Lessons Learned from Using Twitter to Track Quakes. And Tremblors. And Gempas.
BY Nancy Scola | Wednesday, March 24 2010
Twitter 101 is that company's effort to demonstrate the best uses of their platform, including a growing stable of quickie case studies showing how businesses tweet. Twitter has published self-profiles, thus far, of companies like Best Buy, JetBlue, Etsy, and something called NAKEDPizza which turns out to be healthy pizza outpost launched in New Orleans in the wake of Hurricane Katrina. (Try as we might, there just didn't seem to be a way to insert an extra anchovies reference in there.)
Anyway, we digress. Exciting for us is that Twitter's latest company case study is actually a government one. Profiled is the U.S. Geological Survey, part of the Department of the Interior. (via Steven Lunceford on GovTwit) The earthquake experts in the federal government, USGS is well poised to make use of Twitter. It deals with real-time events where good information can be scarce. Here's how USGS describes how Twitter helps the agency do its job, not only in the United States, but recent earthquake hotspots like Indonesia and Chile:
The USGS's involvement in Twitter was not spontaneously initiated by one of our lab coat-adorned scientists. Instead, we are entering the fray slowly, simply by listening—listening to the thousands of "earthquake!", "gempa!", and "temblor!" tweets submitted by Twitter users throughout the world immediately following earthquakes.

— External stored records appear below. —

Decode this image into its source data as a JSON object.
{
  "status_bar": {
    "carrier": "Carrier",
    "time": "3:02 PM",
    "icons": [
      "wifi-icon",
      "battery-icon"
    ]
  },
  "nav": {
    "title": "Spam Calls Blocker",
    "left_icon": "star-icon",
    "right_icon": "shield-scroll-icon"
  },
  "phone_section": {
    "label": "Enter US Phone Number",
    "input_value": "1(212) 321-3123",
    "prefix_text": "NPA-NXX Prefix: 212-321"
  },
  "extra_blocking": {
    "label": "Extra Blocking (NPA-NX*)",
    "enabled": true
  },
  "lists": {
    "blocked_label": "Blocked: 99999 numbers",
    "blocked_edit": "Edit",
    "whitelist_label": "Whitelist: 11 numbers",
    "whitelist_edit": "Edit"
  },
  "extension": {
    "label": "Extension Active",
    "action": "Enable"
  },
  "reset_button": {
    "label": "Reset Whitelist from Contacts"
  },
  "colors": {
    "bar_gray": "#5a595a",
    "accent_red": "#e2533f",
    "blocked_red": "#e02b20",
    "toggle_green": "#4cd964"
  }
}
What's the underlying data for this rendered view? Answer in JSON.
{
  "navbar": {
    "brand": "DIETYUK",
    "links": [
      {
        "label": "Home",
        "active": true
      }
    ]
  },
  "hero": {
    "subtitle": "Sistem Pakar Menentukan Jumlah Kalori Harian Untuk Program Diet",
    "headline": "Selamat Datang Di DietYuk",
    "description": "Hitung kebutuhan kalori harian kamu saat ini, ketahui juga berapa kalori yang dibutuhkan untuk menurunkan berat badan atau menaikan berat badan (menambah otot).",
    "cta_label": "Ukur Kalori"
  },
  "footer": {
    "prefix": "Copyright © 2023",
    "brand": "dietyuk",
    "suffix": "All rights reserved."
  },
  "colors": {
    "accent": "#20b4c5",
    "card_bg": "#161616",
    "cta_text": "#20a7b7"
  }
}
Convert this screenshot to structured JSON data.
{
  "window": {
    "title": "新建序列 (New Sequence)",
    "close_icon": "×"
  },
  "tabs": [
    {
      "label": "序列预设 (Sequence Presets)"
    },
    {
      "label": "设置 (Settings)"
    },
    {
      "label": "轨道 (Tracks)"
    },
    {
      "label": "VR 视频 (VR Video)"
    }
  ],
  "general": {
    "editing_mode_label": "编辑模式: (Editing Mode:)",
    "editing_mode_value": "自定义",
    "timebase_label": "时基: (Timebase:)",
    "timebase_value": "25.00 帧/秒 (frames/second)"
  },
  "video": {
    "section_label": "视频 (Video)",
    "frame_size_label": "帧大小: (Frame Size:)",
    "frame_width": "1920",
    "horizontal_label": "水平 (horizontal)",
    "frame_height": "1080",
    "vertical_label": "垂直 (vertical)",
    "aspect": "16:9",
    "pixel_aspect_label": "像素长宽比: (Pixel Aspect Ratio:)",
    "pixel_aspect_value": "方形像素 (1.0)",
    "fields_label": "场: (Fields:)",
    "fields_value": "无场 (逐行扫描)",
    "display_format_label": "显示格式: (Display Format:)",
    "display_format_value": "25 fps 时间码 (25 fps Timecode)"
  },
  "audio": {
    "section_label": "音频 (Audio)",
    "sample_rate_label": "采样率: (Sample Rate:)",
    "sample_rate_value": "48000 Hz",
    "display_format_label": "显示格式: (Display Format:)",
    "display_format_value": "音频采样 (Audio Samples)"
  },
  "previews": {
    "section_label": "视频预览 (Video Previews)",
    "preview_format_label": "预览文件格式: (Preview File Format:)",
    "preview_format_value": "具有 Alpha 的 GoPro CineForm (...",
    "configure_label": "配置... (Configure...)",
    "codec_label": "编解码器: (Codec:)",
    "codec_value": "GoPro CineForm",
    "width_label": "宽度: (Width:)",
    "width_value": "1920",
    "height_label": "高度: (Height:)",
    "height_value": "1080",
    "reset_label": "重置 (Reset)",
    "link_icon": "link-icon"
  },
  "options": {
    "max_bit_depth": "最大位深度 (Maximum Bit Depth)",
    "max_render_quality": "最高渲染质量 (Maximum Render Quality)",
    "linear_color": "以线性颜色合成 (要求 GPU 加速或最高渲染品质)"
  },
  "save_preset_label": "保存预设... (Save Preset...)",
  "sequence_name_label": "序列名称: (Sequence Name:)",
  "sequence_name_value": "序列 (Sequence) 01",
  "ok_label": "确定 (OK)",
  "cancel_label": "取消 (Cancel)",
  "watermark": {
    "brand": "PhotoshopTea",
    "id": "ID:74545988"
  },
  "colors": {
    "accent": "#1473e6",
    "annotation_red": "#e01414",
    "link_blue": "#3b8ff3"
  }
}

These tweets begin seconds after the shaking hits and can be transmitted from regions where voice communication is slowed from heavy usage. In sparsely instrumented regions, they can be our first indication that an earthquake may have occurred.
The USGS is automatically gathering, summarizing, and mapping earthquake tweets to provide a rapid overview of what people experienced during an earthquake. Our Twitter-based application provides tweet counts for affected cities and lists the tweets generated immediately following the event.
USGS completes the loop with the Twitter world by posting maps of earthquake-related tweets back on @USGted, its Twitter Earthquake Detector Feed. As nice a taste as these mini "case studies" are, there's not all that much meat there. (For example, how, exactly, is USGS handling the translation of non-English tweets?) It'd be great if government shops like USGS posted more robust case studies that their allies in bureaucracy could learn from.